La pièce a commencé lorsqu’un Indien a sauté sur la scène en passant par-dessus Margaux et qu’un cow-boy a entamé une chanson de blues. Le ton était donné. La pièce mise en scène par le très talentueux Thomas le Douarec, que certains d’entre nous connaissaient déjà, notamment pour son Cid, version flamenca, nous a emportés dans un incroyable souffle, vent dans les branches de sassafras, tourbillon d’action, de musique et de drôlerie.
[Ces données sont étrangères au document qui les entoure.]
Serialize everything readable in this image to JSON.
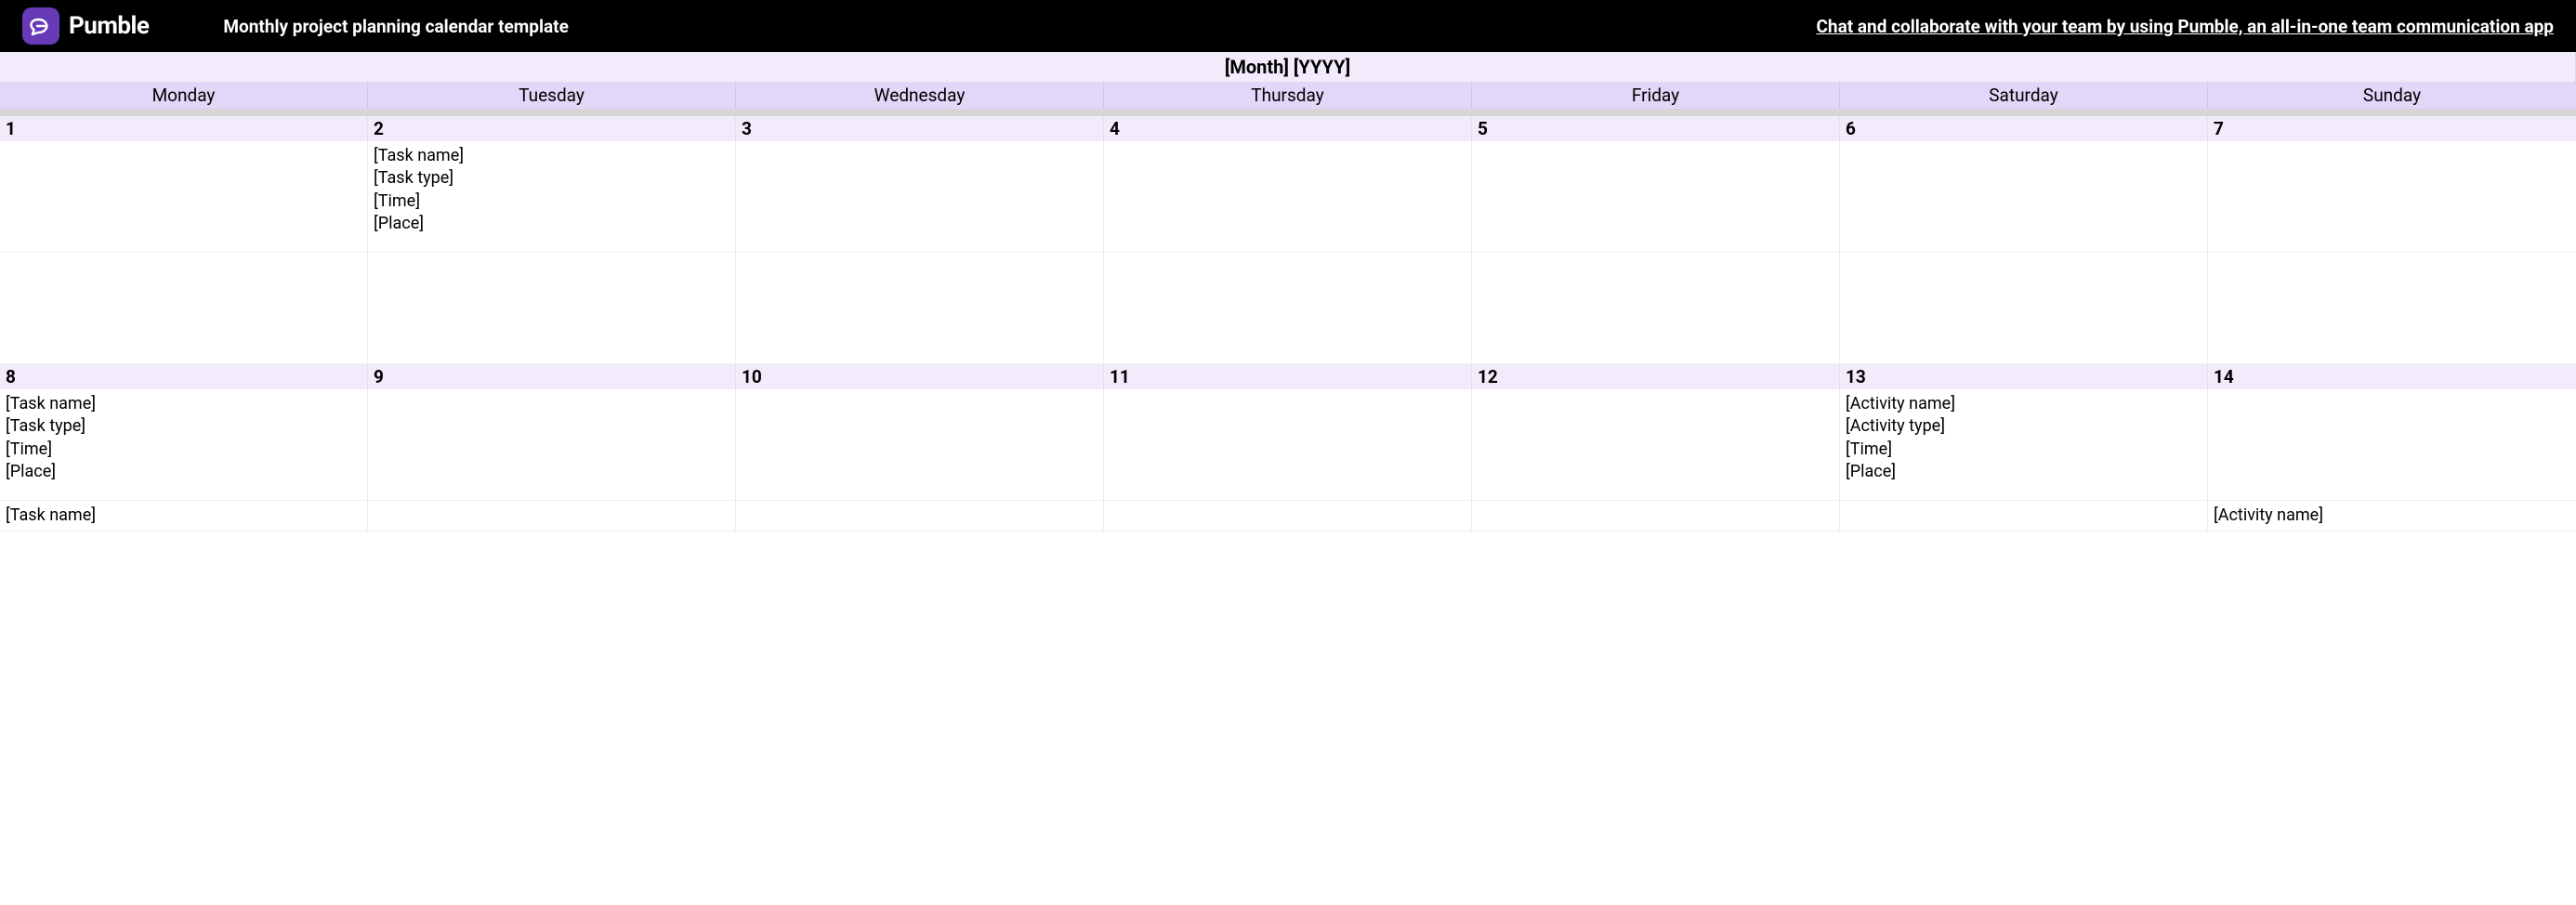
{
  "header": {
    "brand": "Pumble",
    "title": "Monthly project planning calendar template",
    "tagline": "Chat and collaborate with your team by using Pumble, an all-in-one team communication app"
  },
  "calendar": {
    "month_label": "[Month] [YYYY]",
    "day_names": [
      "Monday",
      "Tuesday",
      "Wednesday",
      "Thursday",
      "Friday",
      "Saturday",
      "Sunday"
    ],
    "week1_nums": [
      "1",
      "2",
      "3",
      "4",
      "5",
      "6",
      "7"
    ],
    "week2_nums": [
      "8",
      "9",
      "10",
      "11",
      "12",
      "13",
      "14"
    ]
  },
  "entries": {
    "day2": {
      "l1": "[Task name]",
      "l2": "[Task type]",
      "l3": "[Time]",
      "l4": "[Place]"
    },
    "day8": {
      "l1": "[Task name]",
      "l2": "[Task type]",
      "l3": "[Time]",
      "l4": "[Place]"
    },
    "day13": {
      "l1": "[Activity name]",
      "l2": "[Activity type]",
      "l3": "[Time]",
      "l4": "[Place]"
    },
    "day8b": {
      "l1": "[Task name]"
    },
    "day14b": {
      "l1": "[Activity name]"
    }
  }
}
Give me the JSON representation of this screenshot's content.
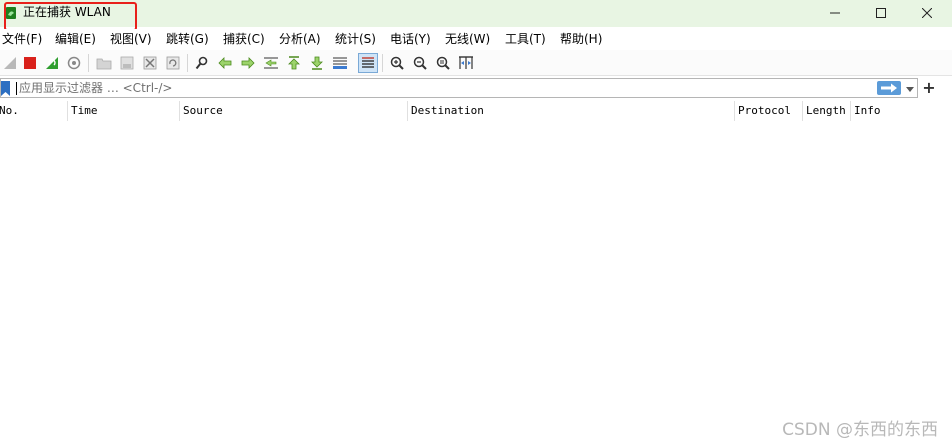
{
  "window": {
    "title": "正在捕获 WLAN",
    "controls": [
      "minimize",
      "maximize",
      "close"
    ]
  },
  "menu": [
    {
      "label": "文件(F)"
    },
    {
      "label": "编辑(E)"
    },
    {
      "label": "视图(V)"
    },
    {
      "label": "跳转(G)"
    },
    {
      "label": "捕获(C)"
    },
    {
      "label": "分析(A)"
    },
    {
      "label": "统计(S)"
    },
    {
      "label": "电话(Y)"
    },
    {
      "label": "无线(W)"
    },
    {
      "label": "工具(T)"
    },
    {
      "label": "帮助(H)"
    }
  ],
  "toolbar": {
    "buttons": [
      "start-capture-icon",
      "stop-capture-icon",
      "restart-capture-icon",
      "capture-options-icon",
      "open-file-icon",
      "save-file-icon",
      "close-file-icon",
      "reload-file-icon",
      "find-packet-icon",
      "go-back-icon",
      "go-forward-icon",
      "go-to-packet-icon",
      "first-packet-icon",
      "last-packet-icon",
      "auto-scroll-icon",
      "colorize-icon",
      "zoom-in-icon",
      "zoom-out-icon",
      "normal-size-icon",
      "resize-columns-icon"
    ]
  },
  "filter": {
    "placeholder": "应用显示过滤器 … <Ctrl-/>",
    "value": "",
    "add_label": "+"
  },
  "packet_list": {
    "columns": [
      "No.",
      "Time",
      "Source",
      "Destination",
      "Protocol",
      "Length",
      "Info"
    ],
    "rows": []
  },
  "watermark": "CSDN @东西的东西",
  "colors": {
    "title_bg": "#e8f5e3",
    "highlight_box": "#e8201a",
    "stop_red": "#d9211b",
    "shark_green": "#2f9e2f",
    "accent_blue": "#5b9bd8"
  }
}
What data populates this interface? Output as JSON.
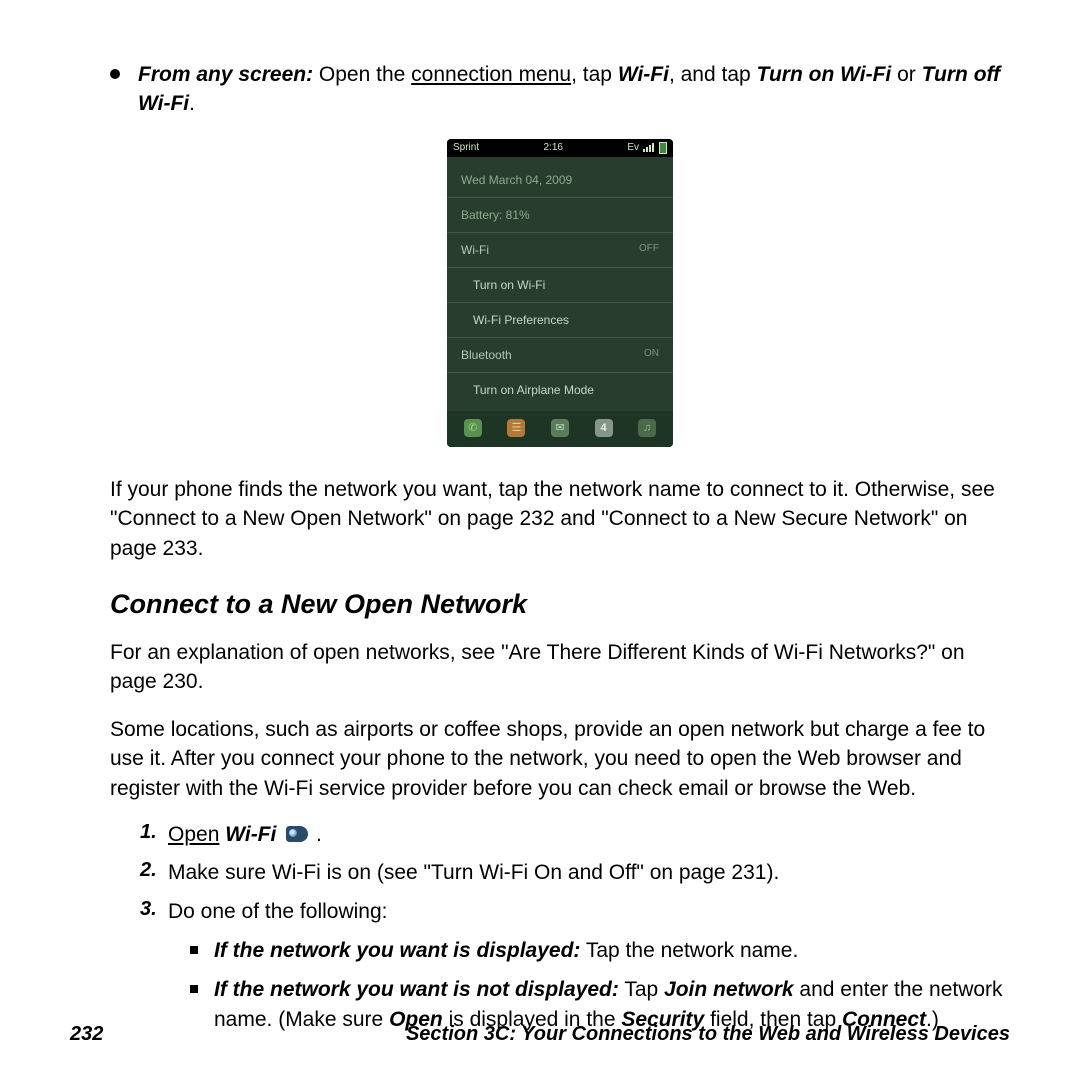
{
  "top_bullet": {
    "lead": "From any screen:",
    "t1": " Open the ",
    "link": "connection menu",
    "t2": ", tap ",
    "wifi": "Wi-Fi",
    "t3": ", and tap ",
    "on": "Turn on Wi-Fi",
    "t4": " or ",
    "off": "Turn off Wi-Fi",
    "t5": "."
  },
  "phone": {
    "carrier": "Sprint",
    "time": "2:16",
    "ev": "Ev",
    "date": "Wed March 04, 2009",
    "battery": "Battery: 81%",
    "wifi_label": "Wi-Fi",
    "wifi_state": "OFF",
    "turn_on": "Turn on Wi-Fi",
    "wifi_prefs": "Wi-Fi Preferences",
    "bt_label": "Bluetooth",
    "bt_state": "ON",
    "airplane": "Turn on Airplane Mode",
    "cal_badge": "4"
  },
  "para_found": "If your phone finds the network you want, tap the network name to connect to it. Otherwise, see \"Connect to a New Open Network\" on page 232 and \"Connect to a New Secure Network\" on page 233.",
  "heading": "Connect to a New Open Network",
  "para_explain": "For an explanation of open networks, see \"Are There Different Kinds of Wi-Fi Networks?\" on page 230.",
  "para_fee": "Some locations, such as airports or coffee shops, provide an open network but charge a fee to use it. After you connect your phone to the network, you need to open the Web browser and register with the Wi-Fi service provider before you can check email or browse the Web.",
  "steps": {
    "s1_open": "Open",
    "s1_wifi": "Wi-Fi",
    "s1_tail": " .",
    "s2": "Make sure Wi-Fi is on (see \"Turn Wi-Fi On and Off\" on page 231).",
    "s3": "Do one of the following:"
  },
  "sub": {
    "a_lead": "If the network you want is displayed:",
    "a_text": " Tap the network name.",
    "b_lead": "If the network you want is not displayed:",
    "b_t1": " Tap ",
    "b_join": "Join network",
    "b_t2": " and enter the network name. (Make sure ",
    "b_open": "Open",
    "b_t3": " is displayed in the ",
    "b_sec": "Security",
    "b_t4": " field, then tap ",
    "b_conn": "Connect",
    "b_t5": ".)"
  },
  "footer": {
    "page": "232",
    "section": "Section 3C: Your Connections to the Web and Wireless Devices"
  }
}
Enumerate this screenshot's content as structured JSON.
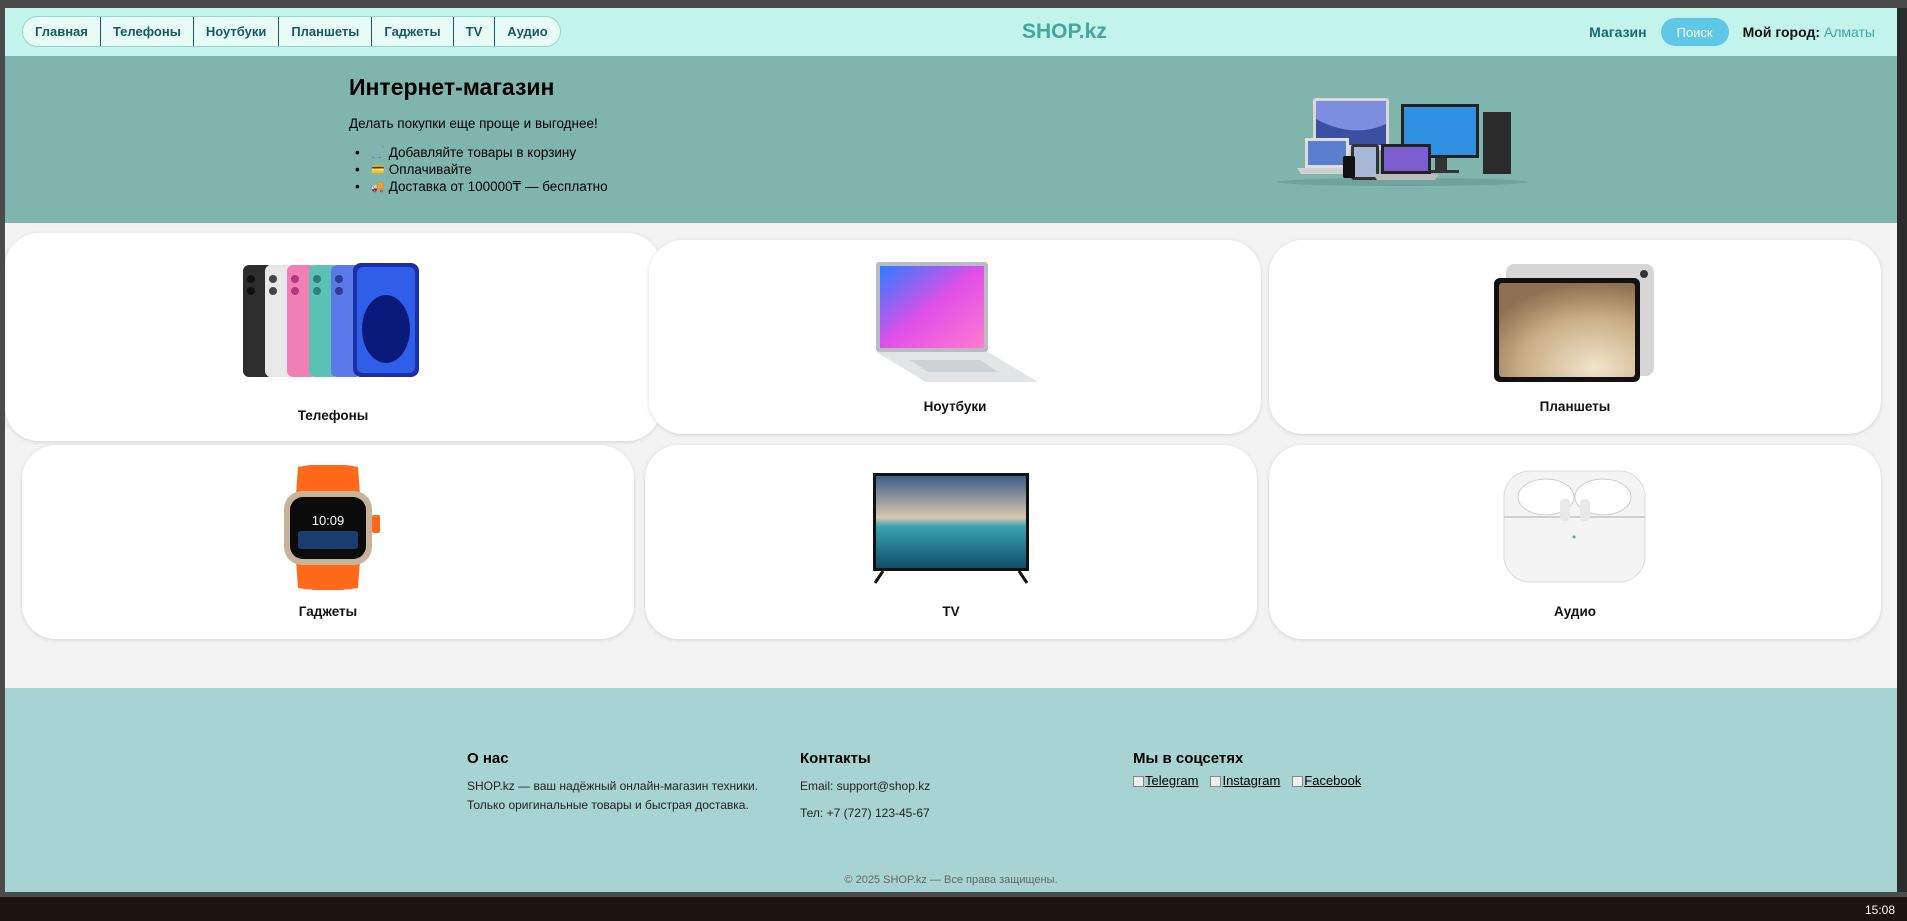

Les acteurs débordant d’énergie nous ont captivés pendant plus de deux heures nous transmettant une extraordinaire joie de vivre. Leur jeu, pourtant très physique (attaques répétées des Indiens) et très intellectuel (long poème) paraissait facile, comme un jeu d’enfants. Bravo les artistes ! Merci de nous avoir beaucoup fait rire et de nous avoir, dans la prodigieuse vivacité spirituelle de René de Obaldia, tenu en éveil du début à la fin. Nous avons ainsi découvert une ambiance théâtrale dont nous ne nous étions pas doutés en étudiant Dom Juan, Phèdre et Tartuffe en classe ! Pourtant, la mise en scène de Thomas le Douarec nous a dit quelque chose des comédies-ballets de Molière, la fougue des acteurs nous a parlé du jeu de La Grange, les quelques poltronneries du docteur Butler ont mis en mouvement pour nous les pirouettes de Sganarelle, l’annonce du massacre de la famille Rockefeller a fait résonner à nos oreilles la malédiction de la fille de Minos et de Pasiphaé.
En somme, ce que nous avons bien compris et que nous a dit un acteur lors du salut, en nous remerciant d’avoir été un public attentif et vivant, c’est que le théâtre, c’est de l’humain.